Mit der Möglichkeit, die Anschaffungs- bzw Herstellungskosten von Gebäuden im Wege der Ab­setzung für Abnutzung steuerlich geltend zu machen, wird dem Umstand Rechnung getragen, dass Gebäude durch deren Benutzung im Laufe der Jahre einem Wertverzehr unterliegen. Dieser soll sich auch in einer Steuerersparnis niederschlagen. Allerdings gilt dieses Prinzip nur für das Gebäude selbst, nicht aber für Grund und Boden, der ja im Regelfall nicht an Wert verliert.

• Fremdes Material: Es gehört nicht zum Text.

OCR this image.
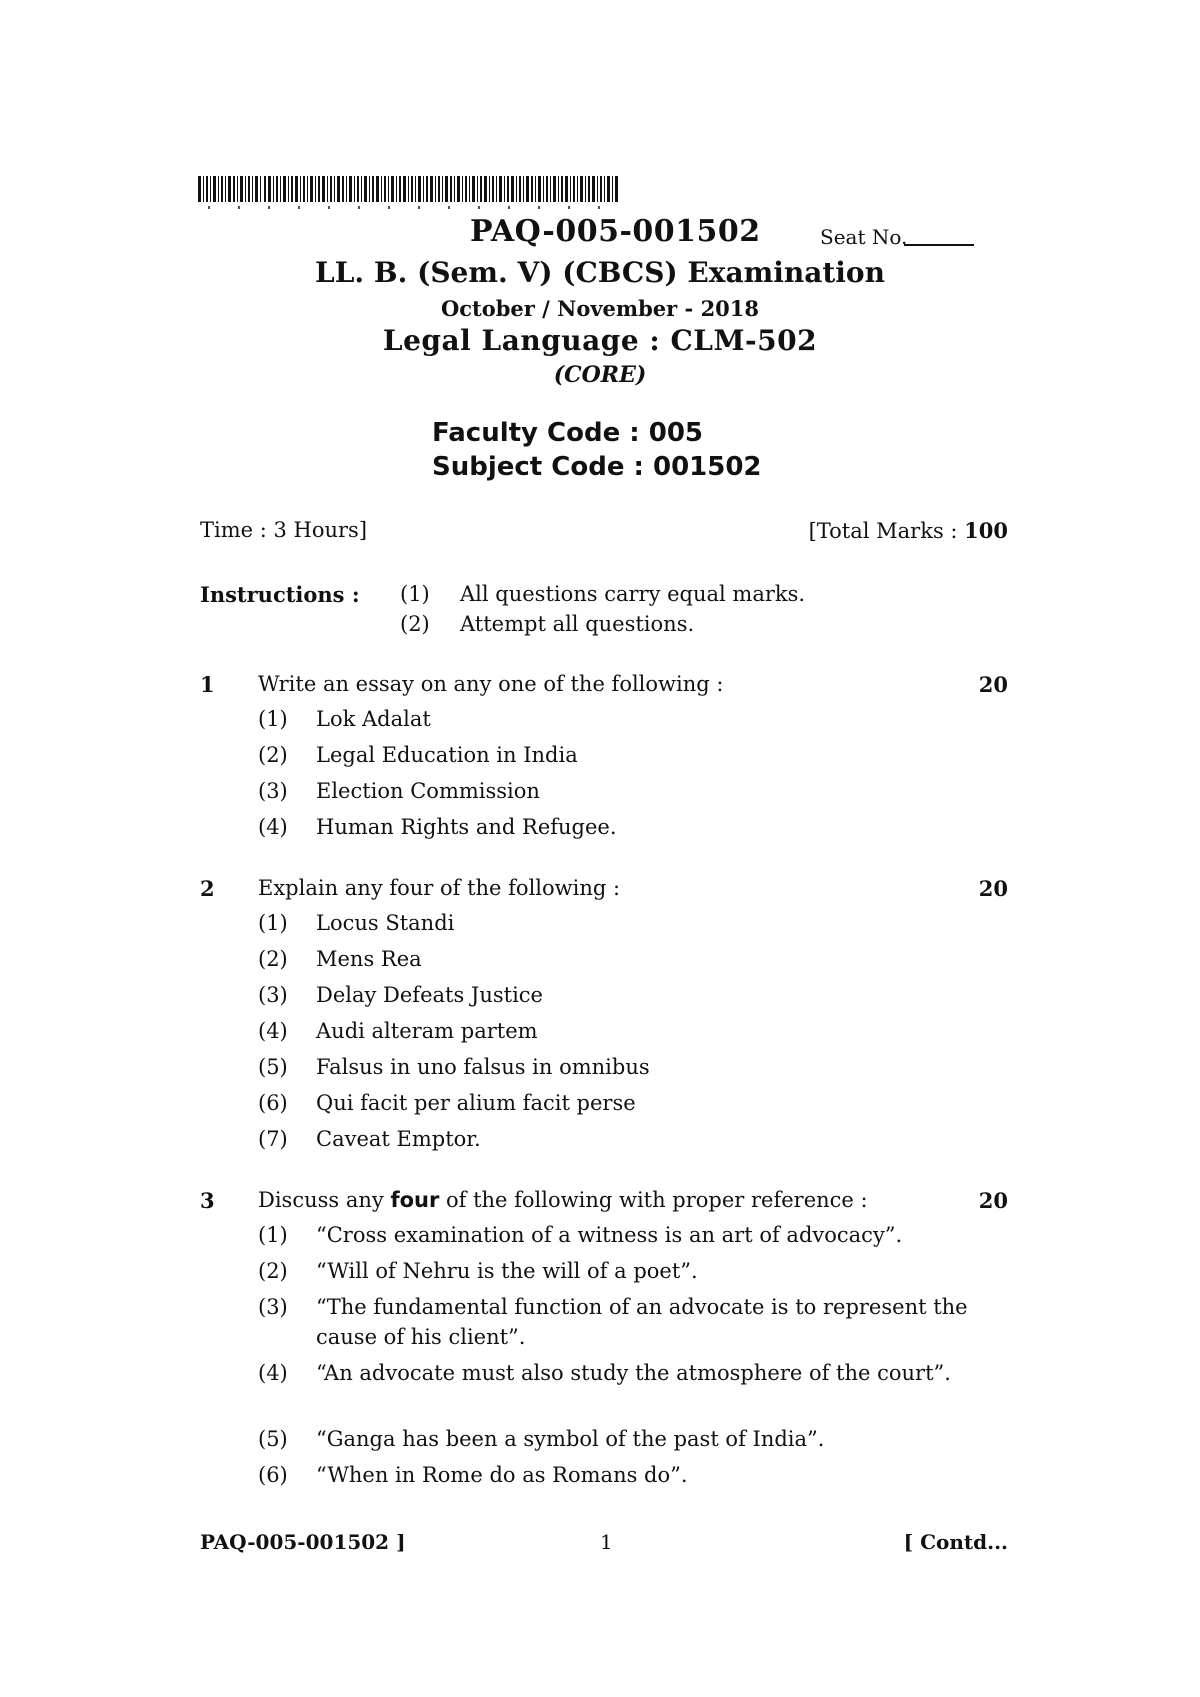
PAQ-005-001502	Seat No.
LL. B. (Sem. V) (CBCS) Examination
October / November - 2018
Legal Language : CLM-502
(CORE)
Faculty Code : 005
Subject Code : 001502
Time : 3 Hours]	[Total Marks : 100
Instructions : (1) All questions carry equal marks.
(2) Attempt all questions.
1 Write an essay on any one of the following :	20
(1) Lok Adalat
(2) Legal Education in India
(3) Election Commission
(4) Human Rights and Refugee.
2 Explain any four of the following :	20
(1) Locus Standi
(2) Mens Rea
(3) Delay Defeats Justice
(4) Audi alteram partem
(5) Falsus in uno falsus in omnibus
(6) Qui facit per alium facit perse
(7) Caveat Emptor.
3 Discuss any four of the following with proper reference :	20
(1) “Cross examination of a witness is an art of advocacy”.
(2) “Will of Nehru is the will of a poet”.
(3) “The fundamental function of an advocate is to represent the cause of his client”.
(4) “An advocate must also study the atmosphere of the court”.
(5) “Ganga has been a symbol of the past of India”.
(6) “When in Rome do as Romans do”.
PAQ-005-001502 ]	1	[ Contd...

Wird nun eine Liegenschaft samt Gebäude erworben, steht man vor der Aufgabe, den – nicht abschreib­baren – Grundwert und den – abschreibbaren – Gebäudewert richtig zu bestimmen.

 

Bis zum Jahr 2015 gab es für solche Fälle zwar keine ausdrückliche gesetzliche Bestimmung, aller­dings wurde von der Finanzverwaltung eine pauschale Aufteilung in 20 % Grund– und 80 % Gebäudeanteil akzeptiert, sofern im Einzelfall keine Anhaltspunkte vorlagen, dass diese Schätzung nicht sachgerecht war.

 

Seit Anfang 2016 wurde diese Verwaltungspraxis durch eine gesetzliche Regelung ersetzt. Nunmehr sind von den Anschaffungskosten 40 % als Anteil für Grund und Boden aus­zuscheiden, sofern nicht ein anderes Aufteilungsverhältnis (mittels Gutachten) nachgewiesen werden kann. Zusätzlich wurde der Finanzminister ermächtigt, bei Vorliegen bestimmter Kriterien abweichende Pauschalsätze mit Verordnung festzulegen.

 

Diese Verordnung wurde nun mit 03.05.2016 kundgemacht. Sie sieht zwei weitere Pauschalsätze für den Anteil von Grund- und Boden vor: 20 % und 30 %. Als Kriterien wurden

  • die Einwohner­zahl der betroffenen Gemeinde,
  • der durchschnittliche Quadratmeterpreis für Bauland sowie
  • die Anzahl der Wohn- bzw Geschäftseinheiten im Gebäude

festgelegt.

 

Demnach können in Gemeinden mit weniger als 100.000 Einwohnern pauschal 20 % für Grund und Boden ausgeschieden werden, wenn der durchschnittliche Quadratmeterpreis für voll aufge­schlossene, aber unbebaute Baugrundstücke in dieser Gemeinde weniger als EUR 400,00 beträgt. Derzeit haben in Österreich nur Wien, Graz, Linz, Salzburg und Innsbruck mehr als 100.000 Ein­wohner. Der durchschnittliche Quadratmeterpreis muss mit Hilfe geeigneter Immobilienpreisspiegel glaubhaft gemacht werden.

 

Liegt in derartigen Gemeinden der Quadratmeterpreis jedoch über EUR 400,00, so sind auch dort grundsätzlich 40 % anzusetzen. Ausnahme: Das betroffene Gebäude umfasst mehr als 10 Wohn- bzw Geschäftseinheiten. Dann kann ein Pauschalsatz von 30 % angewendet werden.

 

In Gemeinden mit mehr als 100.000 Einwohnern kann bei Gebäuden mit mehr als 10 Wohn- bzw Geschäftseinheiten ebenfalls ein Pauschalsatz von 30 % zur Anwendung kommen.

 

Übersicht pauschaler Grundanteil (in % der Gesamtanschaffungskosten)

 

Gemeinde <100.000 EW
∅ m² Preis < EUR 400,00

Gemeinde <100.000 EW
∅ m² Preis > EUR 400,00

Gemeinde 
>100.000 EW 

 bis zu
 10 Einheiten
 20 %  40 %  40 %
 über
 10 Einheiten
 20 %  30 %  30 %

 

Eine Anwendung der Pauschalsätze aus dieser Verordnung scheidet jedoch dann aus, wenn die Pauschalsätze von den tatsächlichen Verhältnissen erheblich abweichen. Das soll dann der Fall sein, wenn der tatsächliche Wert von Grund und Boden um mehr als 50 % vom Pauschalansatz ab­weicht.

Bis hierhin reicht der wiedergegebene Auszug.